La communauté de Basse-Bavière ou se déroule l’action a son lot d’exclus : mais la prostituée du village est trop indispensable, les travailleurs turcs trop discrets, l’infirme trop inoffensif, le hippie trop peu différent, l’idiot trop à part pour faire les frais de l’intolérance des gens respectables : ils se rabattront sur Abram, anti-fils prodigue dont le retour ouvre le film. A-t-il vraiment été en prison, préfère-t-il vraiment les hommes, comme le dit la rumeur ? On n’en saura rien.

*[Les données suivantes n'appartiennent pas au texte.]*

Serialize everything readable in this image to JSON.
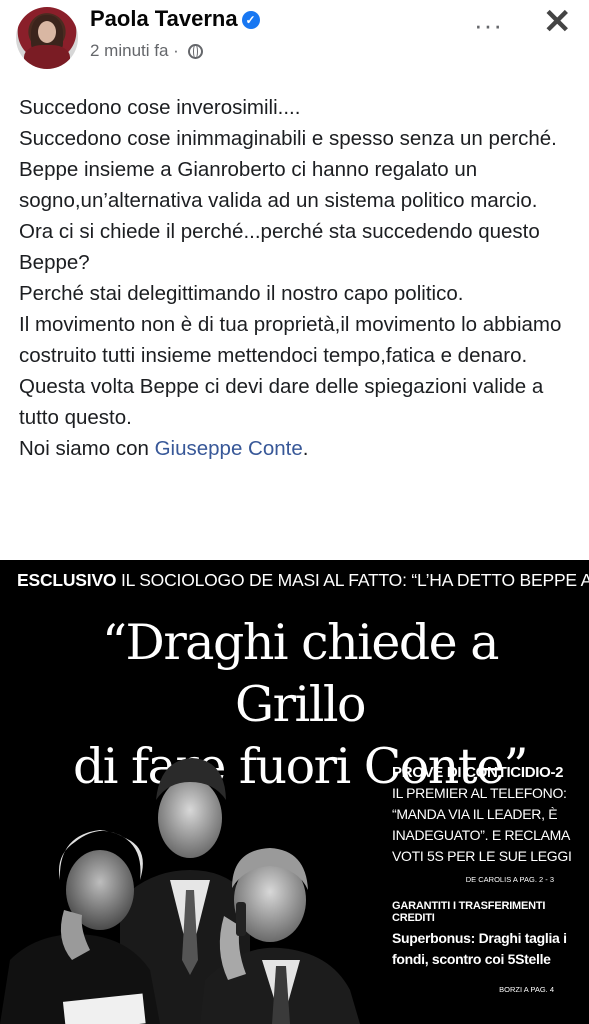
{
  "post": {
    "author": "Paola Taverna",
    "time": "2 minuti fa",
    "dot": "·",
    "more_glyph": "···",
    "close_glyph": "✕",
    "check_glyph": "✓",
    "lines": [
      "Succedono cose inverosimili....",
      "Succedono cose inimmaginabili e spesso senza un perché.",
      "Beppe insieme a Gianroberto ci hanno regalato un sogno,un’alternativa valida ad un sistema politico marcio.",
      "Ora ci si chiede il perché...perché sta succedendo questo Beppe?",
      "Perché stai delegittimando il nostro capo politico.",
      "Il movimento non è di tua proprietà,il movimento lo abbiamo costruito tutti insieme mettendoci tempo,fatica e denaro.",
      "Questa volta Beppe ci devi dare delle spiegazioni valide a tutto questo."
    ],
    "last_prefix": "Noi siamo con ",
    "last_link": "Giuseppe Conte",
    "last_suffix": "."
  },
  "image": {
    "strap_bold": "ESCLUSIVO",
    "strap_rest": " IL SOCIOLOGO DE MASI AL FATTO: “L’HA DETTO BEPPE A ME E AI DEPUTATI”",
    "headline_1": "“Draghi chiede a Grillo",
    "headline_2": "di fare fuori Conte”",
    "side_title": "PROVE DI CONTICIDIO-2",
    "side_body": "IL PREMIER AL TELEFONO: “MANDA VIA IL LEADER, È INADEGUATO”. E RECLAMA VOTI 5S PER LE SUE LEGGI",
    "side_ref": "DE CAROLIS A PAG. 2 - 3",
    "side_kicker": "GARANTITI I TRASFERIMENTI CREDITI",
    "side_title2": "Superbonus: Draghi taglia i fondi, scontro coi 5Stelle",
    "side_ref2": "BORZI A PAG. 4"
  },
  "colors": {
    "link": "#385898",
    "verified": "#1877f2",
    "meta": "#65676b"
  }
}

De toute façon, comme l’affirme sa propre mère, « Ça compte, ce que disent les gens ». Il n’y a même que cela qui compte.
D’ordinaire, je ne soutiens pas qu’une fiction doive susciter chez son public de l’empathie pour ses personnages : ça peut mener à la recherche du film le plus "sympa", du héros auquel on s’"identifie" le plus, et on se retrouve à préférer "Bambi" à "Apocalypse Now", "Harry Potter" à "Voyage au bout de la nuit" — ce qui, passé l’âge de dix ou douze ans, me met mal à l’aise. Dans "Scènes de chasse en Bavière", film en noir et blanc très noir, Peter Fleischmann semble avoir consciencieusement tué dans l’œuf la moindre velléité de compassion. Même pas les gamins pour donner le change… Ne parlons pas de la victime elle-même.
Le film est bien construit, bien filmé, bien joué, pas mal dialogué, riche de bien des interprétations. Ça pourrait être du Haneke, quoique Haneke soit plus joueur. Ça se finit, logiquement, dans la bière et l’hypocrisie, sans qu’on sache ce qu’est devenu Abram. C’est que ces "Scènes de chasse" sont avant tout une ambiance, les personnages — tous — n’étant que des faire-valoirs, comme les choristes de cette ambiance.